I received a call from Talib and Mama Bobinaoux early, January 3, which completely changed what I'd planned for the day. My mother, her husband and grandson drove up for a few days and I'd planned on spending the day with them. It had been cloudy, and the forecast was rain, but I planned to be a good hostess and give my visitors what they wanted. Instead, I stayed home and called people, emailed others to halt Charles Platt's (J72525) move from California State Prison-Solano to Avenal Monday, January 7. Charles is ill and so is his mother, and the move would cause a hardship on both.
Charles can't remain in CSP-Solano. Other inmates have to almost carry him to meals and to the visitor's room. He is almost skin and bones because he often skips meals, since he can't get there without assistance. It seems as if the prison would recommend compassionate release since Charles' condition is not going to improve.
If I spent my mother's birthday crafting a strategy for his release, the least the rest of you reading this blog can do is call D.K. Sisto, the warden and tell him to release Charles immeidately. His number is (707) 451-0182, fax: (707 474-3200. Charles was found suitable for hospice care last summer and put on the waiting list for California Medical Facility at Vacaville, but the place is overcrowded. If the system can't comply with its own recommendation--release the man into his mother's care. He has served his time and poses no threat to the public.
Okay, so you get the drift. Mama tells me to take care of my Charles business, and says she and Elder will pray that he is released and in the meantime granted a longer stay at Solano. While I'm working away, Charles' mother tells me she has a hair appointment. I'm like, wow, I'm skipping my mother's birthday celebration and she drove eight hours to celebrate with me. I am postponing work I need to take care of and she is going to the beautician? Then I think about the fact that she's been carrying this burden alone for years, since Charles was misdiagnosed.

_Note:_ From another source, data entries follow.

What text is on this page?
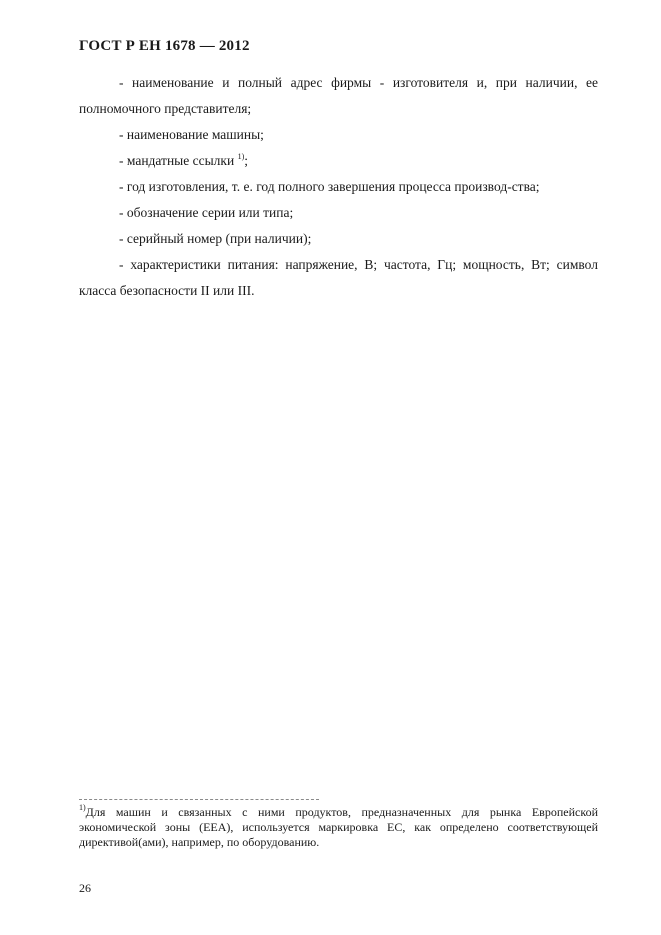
ГОСТ Р ЕН 1678 — 2012

- наименование и полный адрес фирмы - изготовителя и, при наличии, ее полномочного представителя;

- наименование машины;

- мандатные ссылки $^{1)}$;

- год изготовления, т. е. год полного завершения процесса производ-ства;

- обозначение серии или типа;

- серийный номер (при наличии);

- характеристики питания: напряжение, В; частота, Гц; мощность, Вт; символ класса безопасности II или III.

$^{1)}$Для машин и связанных с ними продуктов, предназначенных для рынка Европейской экономической зоны (EEA), используется маркировка ЕС, как определено соответствующей директивой(ами), например, по оборудованию.

26
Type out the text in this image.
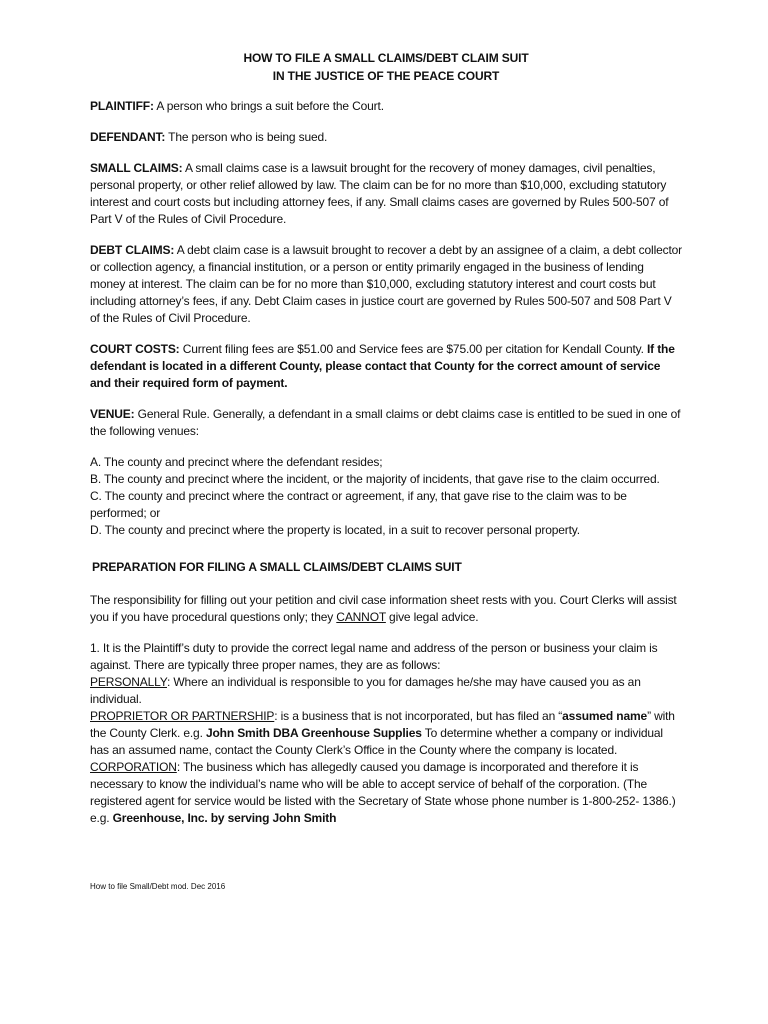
HOW TO FILE A SMALL CLAIMS/DEBT CLAIM SUIT
IN THE JUSTICE OF THE PEACE COURT

PLAINTIFF: A person who brings a suit before the Court.

DEFENDANT: The person who is being sued.

SMALL CLAIMS: A small claims case is a lawsuit brought for the recovery of money damages, civil penalties, personal property, or other relief allowed by law. The claim can be for no more than $10,000, excluding statutory interest and court costs but including attorney fees, if any. Small claims cases are governed by Rules 500-507 of Part V of the Rules of Civil Procedure.

DEBT CLAIMS: A debt claim case is a lawsuit brought to recover a debt by an assignee of a claim, a debt collector or collection agency, a financial institution, or a person or entity primarily engaged in the business of lending money at interest. The claim can be for no more than $10,000, excluding statutory interest and court costs but including attorney’s fees, if any. Debt Claim cases in justice court are governed by Rules 500-507 and 508 Part V of the Rules of Civil Procedure.

COURT COSTS: Current filing fees are $51.00 and Service fees are $75.00 per citation for Kendall County. If the defendant is located in a different County, please contact that County for the correct amount of service and their required form of payment.

VENUE: General Rule. Generally, a defendant in a small claims or debt claims case is entitled to be sued in one of the following venues:

A. The county and precinct where the defendant resides;
B. The county and precinct where the incident, or the majority of incidents, that gave rise to the claim occurred.
C. The county and precinct where the contract or agreement, if any, that gave rise to the claim was to be performed; or
D. The county and precinct where the property is located, in a suit to recover personal property.
PREPARATION FOR FILING A SMALL CLAIMS/DEBT CLAIMS SUIT

The responsibility for filling out your petition and civil case information sheet rests with you. Court Clerks will assist you if you have procedural questions only; they CANNOT give legal advice.

1. It is the Plaintiff’s duty to provide the correct legal name and address of the person or business your claim is against. There are typically three proper names, they are as follows:
PERSONALLY: Where an individual is responsible to you for damages he/she may have caused you as an individual.
PROPRIETOR OR PARTNERSHIP: is a business that is not incorporated, but has filed an “assumed name” with the County Clerk. e.g. John Smith DBA Greenhouse Supplies To determine whether a company or individual has an assumed name, contact the County Clerk’s Office in the County where the company is located.
CORPORATION: The business which has allegedly caused you damage is incorporated and therefore it is necessary to know the individual’s name who will be able to accept service of behalf of the corporation. (The registered agent for service would be listed with the Secretary of State whose phone number is 1-800-252- 1386.) e.g. Greenhouse, Inc. by serving John Smith
How to file Small/Debt mod. Dec 2016
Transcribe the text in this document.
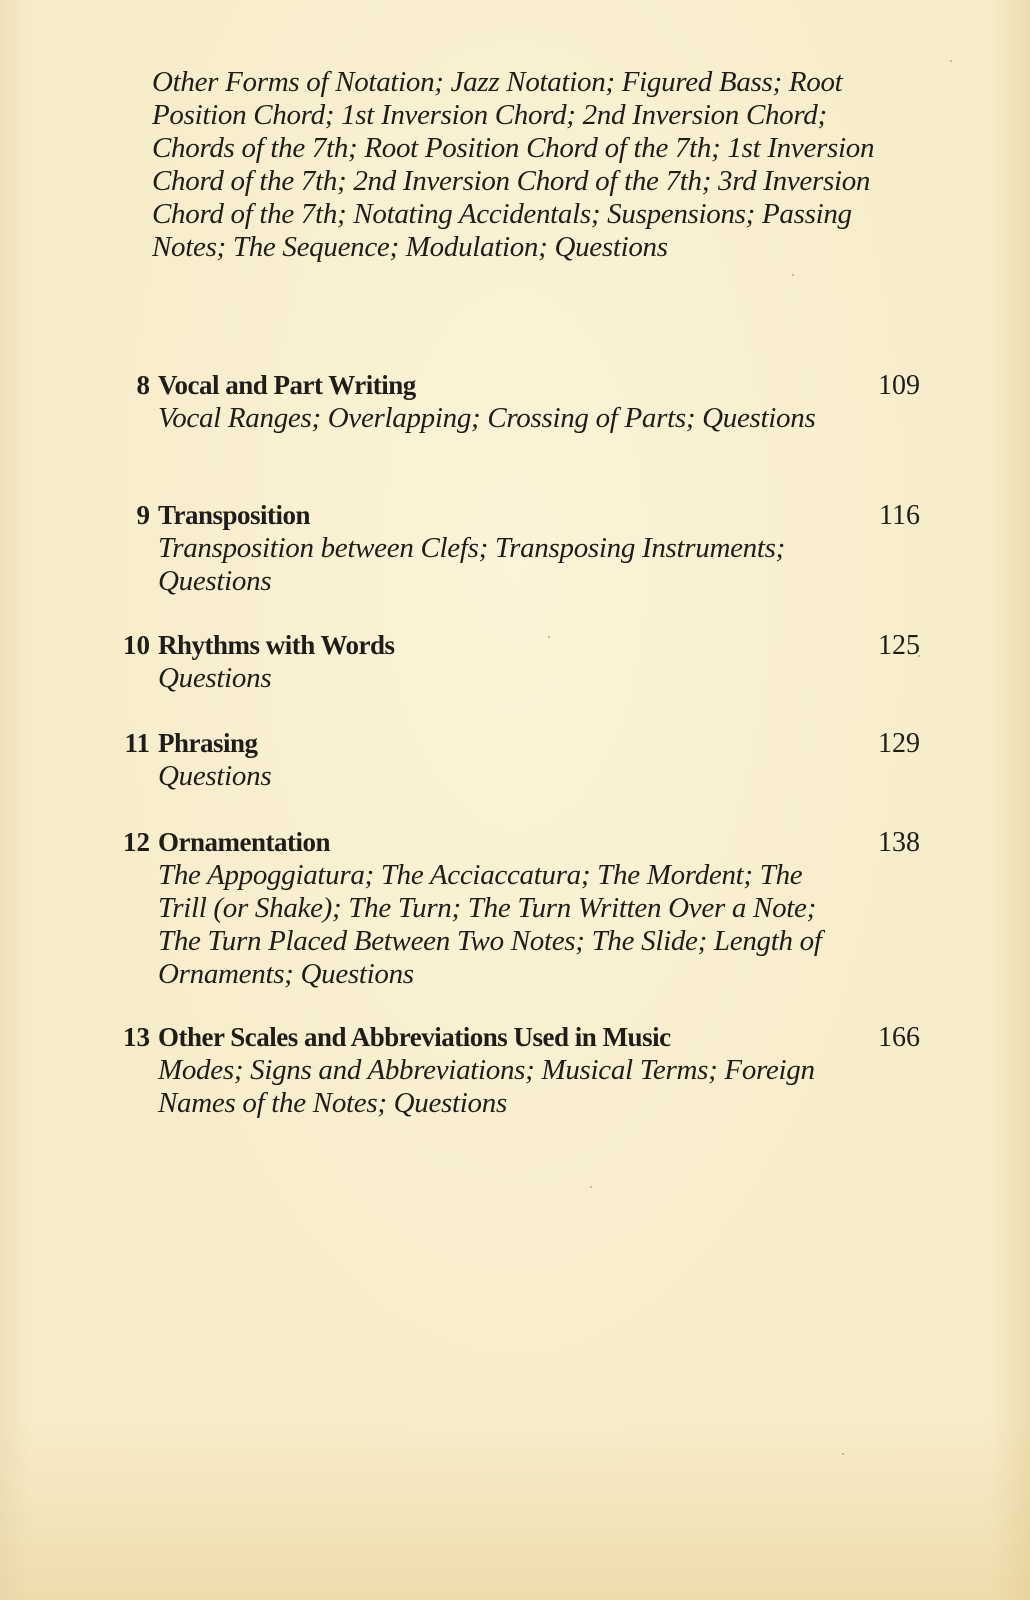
Other Forms of Notation; Jazz Notation; Figured Bass; Root Position Chord; 1st Inversion Chord; 2nd Inversion Chord; Chords of the 7th; Root Position Chord of the 7th; 1st Inversion Chord of the 7th; 2nd Inversion Chord of the 7th; 3rd Inversion Chord of the 7th; Notating Accidentals; Suspensions; Passing Notes; The Sequence; Modulation; Questions
8 Vocal and Part Writing	109
Vocal Ranges; Overlapping; Crossing of Parts; Questions
9 Transposition	116
Transposition between Clefs; Transposing Instruments; Questions
10 Rhythms with Words	125
Questions
11 Phrasing	129
Questions
12 Ornamentation	138
The Appoggiatura; The Acciaccatura; The Mordent; The Trill (or Shake); The Turn; The Turn Written Over a Note; The Turn Placed Between Two Notes; The Slide; Length of Ornaments; Questions
13 Other Scales and Abbreviations Used in Music	166
Modes; Signs and Abbreviations; Musical Terms; Foreign Names of the Notes; Questions
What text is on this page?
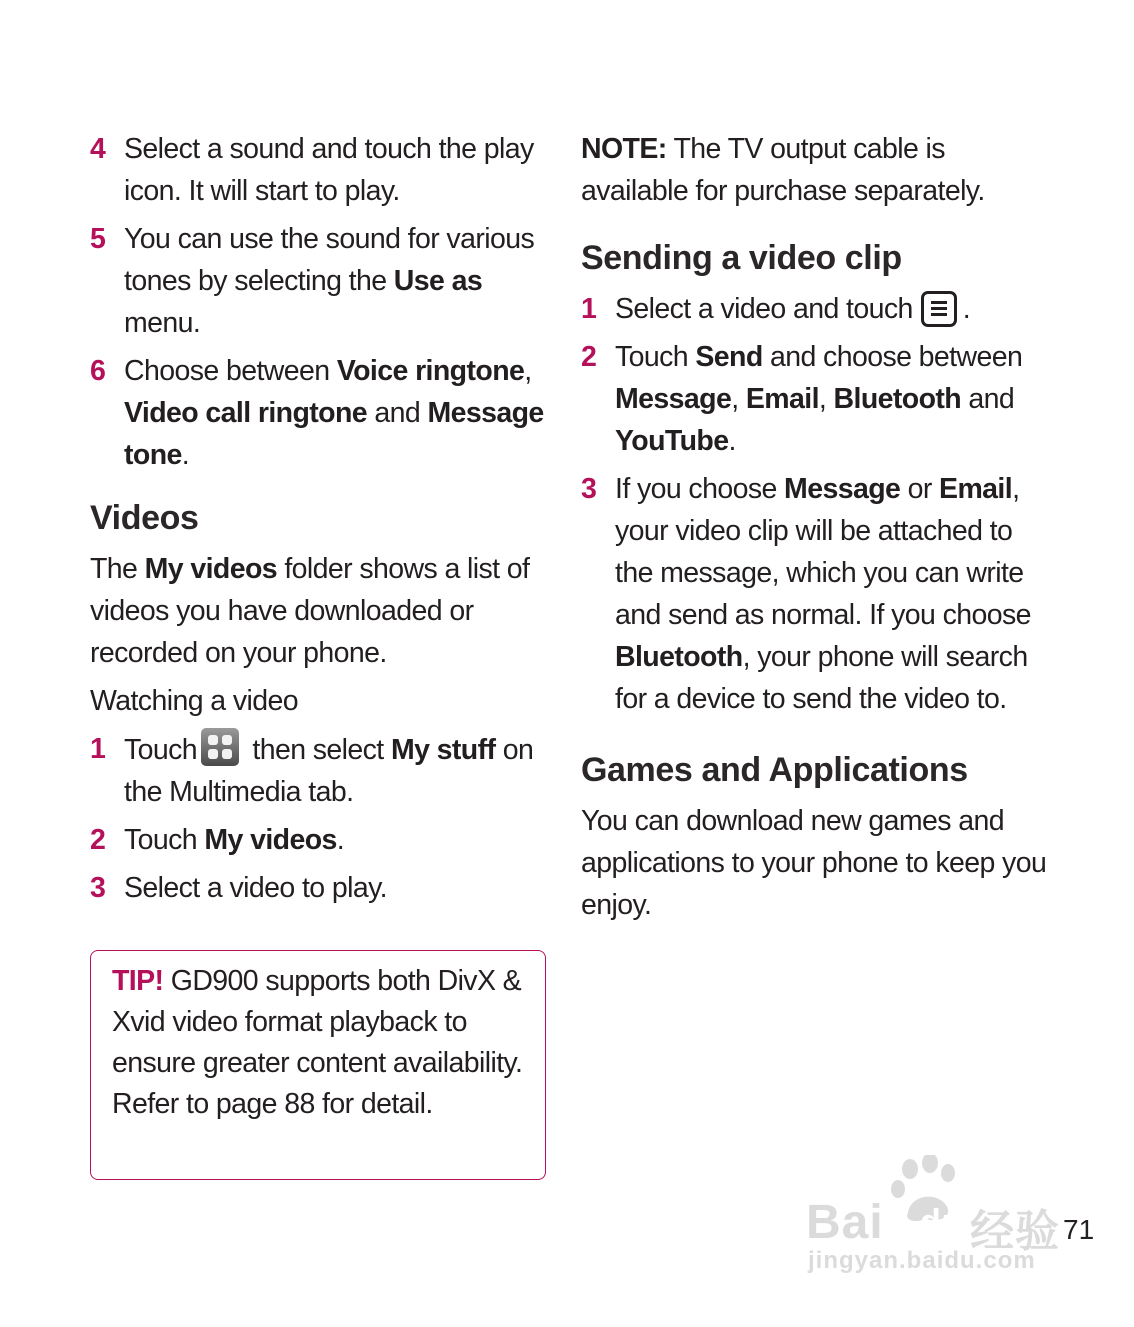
4 Select a sound and touch the play icon. It will start to play.
5 You can use the sound for various tones by selecting the Use as menu.
6 Choose between Voice ringtone, Video call ringtone and Message tone.
Videos

The My videos folder shows a list of videos you have downloaded or recorded on your phone.

Watching a video
1 Touch
then select My stuff on the Multimedia tab.
2 Touch My videos.
3 Select a video to play.
TIP! GD900 supports both DivX & Xvid video format playback to ensure greater content availability. Refer to page 88 for detail.

NOTE: The TV output cable is available for purchase separately.

Sending a video clip
1 Select a video and touch .
2 Touch Send and choose between Message, Email, Bluetooth and YouTube.
3 If you choose Message or Email, your video clip will be attached to the message, which you can write and send as normal. If you choose Bluetooth, your phone will search for a device to send the video to.
Games and Applications

You can download new games and applications to your phone to keep you enjoy.

71
Bai du 经验
jingyan.baidu.com
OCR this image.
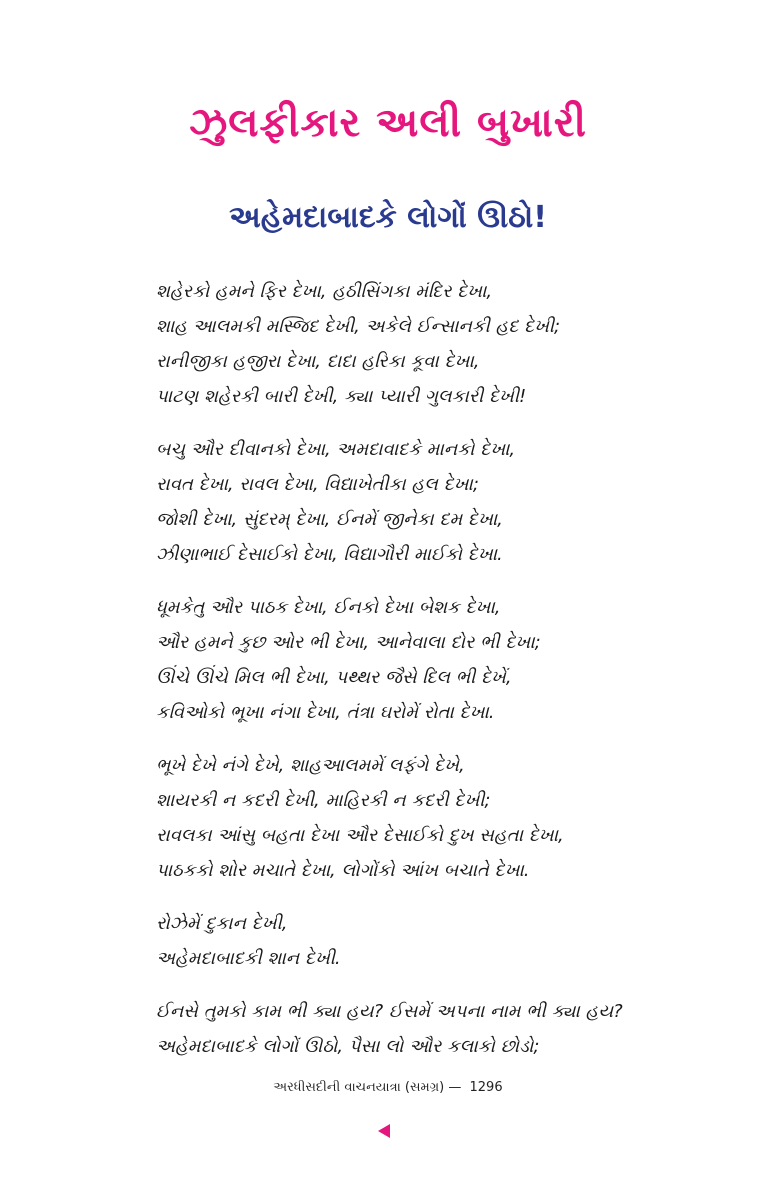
ઝુલફીકાર અલી બુખારી
અહેમદાબાદકે લોગોં ઊઠો!
શહેરકો હમને ફિર દેખા, હઠીસિંગકા મંદિર દેખા,
શાહ આલમકી મસ્જિદ દેખી, અકેલે ઈન્સાનકી હદ દેખી;
રાનીજીકા હજીરા દેખા, દાદા હરિકા કૂવા દેખા,
પાટણ શહેરકી બારી દેખી, ક્યા પ્યારી ગુલકારી દેખી!
બચુ ઔર દીવાનકો દેખા, અમદાવાદકે માનકો દેખા,
રાવત દેખા, રાવલ દેખા, વિદ્યાખેતીકા હલ દેખા;
જોશી દેખા, સુંદરમ્ દેખા, ઈનમેં જીનેકા દમ દેખા,
ઝીણાભાઈ દેસાઈકો દેખા, વિદ્યાગૌરી માઈકો દેખા.
ધૂમકેતુ ઔર પાઠક દેખા, ઈનકો દેખા બેશક દેખા,
ઔર હમને કુછ ઓર ભી દેખા, આનેવાલા દોર ભી દેખા;
ઊંચે ઊંચે મિલ ભી દેખા, પથ્થર જૈસે દિલ ભી દેખેં,
કવિઓકો ભૂખા નંગા દેખા, તંત્રા ઘરોમેં રોતા દેખા.
ભૂખે દેખે નંગે દેખે, શાહઆલમમેં લફંગે દેખે,
શાયરકી ન કદરી દેખી, માહિરકી ન કદરી દેખી;
રાવલકા આંસુ બહતા દેખા ઔર દેસાઈકો દુખ સહતા દેખા,
પાઠકકો શોર મચાતે દેખા, લોગોંકો આંખ બચાતે દેખા.
રોઝેમેં દુકાન દેખી,
અહેમદાબાદકી શાન દેખી.
ઈનસે તુમકો કામ ભી ક્યા હય? ઈસમેં અપના નામ ભી ક્યા હય?
અહેમદાબાદકે લોગોં ઊઠો, પૈસા લો ઔર કલાકો છોડો;
અરધીસદીની વાચનયાત્રા (સમગ્ર) — 1296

She'd already told me she was angry this morning after Charles called and told her they were moving him. Perhaps this is how she unwinds. At about 6 p.m. I leave the house. I plan to pick up some barbecue for dinner and a copy of the San Francisco Bay View where my tribute to Mama is published.
When I get to the hotel everyone is happy to see me. Elder and Mama sing after Elder tells me these great stories about how he continued his education by going to the library and reading everything he could when he got off work in the evening. He wows us with math questions only he can answer. He also recites the alphabet forward and backward. The lesson there he tells his college educated children is, if you know something you should know it in all aspects--mastery is what he demonstrated with this simple task.
Dropped out of school in the 4th grade, Elder said although he went to work to help his father take care of his siblings when his mother died, he didn't plan to neglect his education. He went to the library and read. Elder was a professional musician, until he decided he wanted to use his gifts for God. He named big names who wanted to record and/or play with him.
As Elder speaks, Mama smiles and occasionally reminds him of a salient point or interjects a concept to steer the conversation in a certain direction. At her prompting Elder talked about his first guitar which he made from a cigar box. Now they make professional guitar's from cigar boxes. The little boxes gove the instrument a unique sound.
What a love story my mother and Elder make. I remember his voice praising the merits of Snow Banks, who'd just died. I wasn't surprised that he and Mama married. He was the coolest preacher on the stage that afternoon four years ago. I've heard of people meeting their next spouse at the funeral of another. Up to Snow's funeral, I thought it was some screen writer's wicked humor gone fishing. When Mama told Elder she wanted to visit San Francisco, they were here the next day--talk about making someone's dreams come true....Edwin met me at the door with origami petunias and a lovely picture of a horse. He was writing a story about it when I arrived.
I visited for over three hours. While there we called Cousin Mary in Bay St. Louis and Christian, another grandson, called. Cousin Mary told me about cousins I never met who are now all dead. She told me about my great-grandmother's daughter, my greatmother, Rosetta. Mama told me about when I was a vegetarian. She said I came home one day and said I wasn't eating anymore meat. She described a bean patty she'd make for burgers. This was before all the vege burders one can order in almost all resturants.
I hope next time the Leassear's come visit Christian can come too. Mama proudly showed me her Medicare card. Now she can see a doctor when she is ill. Elder showed me a really cute photo the couple--Elder looked like Melvin Van Peeples and Mama looked cute in her dashiki. They took the picture on his birthday in November. He had it in his wallet. He showed me his present on his wrist. A handsome man, he called mama "baby" and "sweetheart" a lot.
Mama certainly wasn't unhappy to hear such endearments. Four years after their eyes met accross the room, romance is still in the air.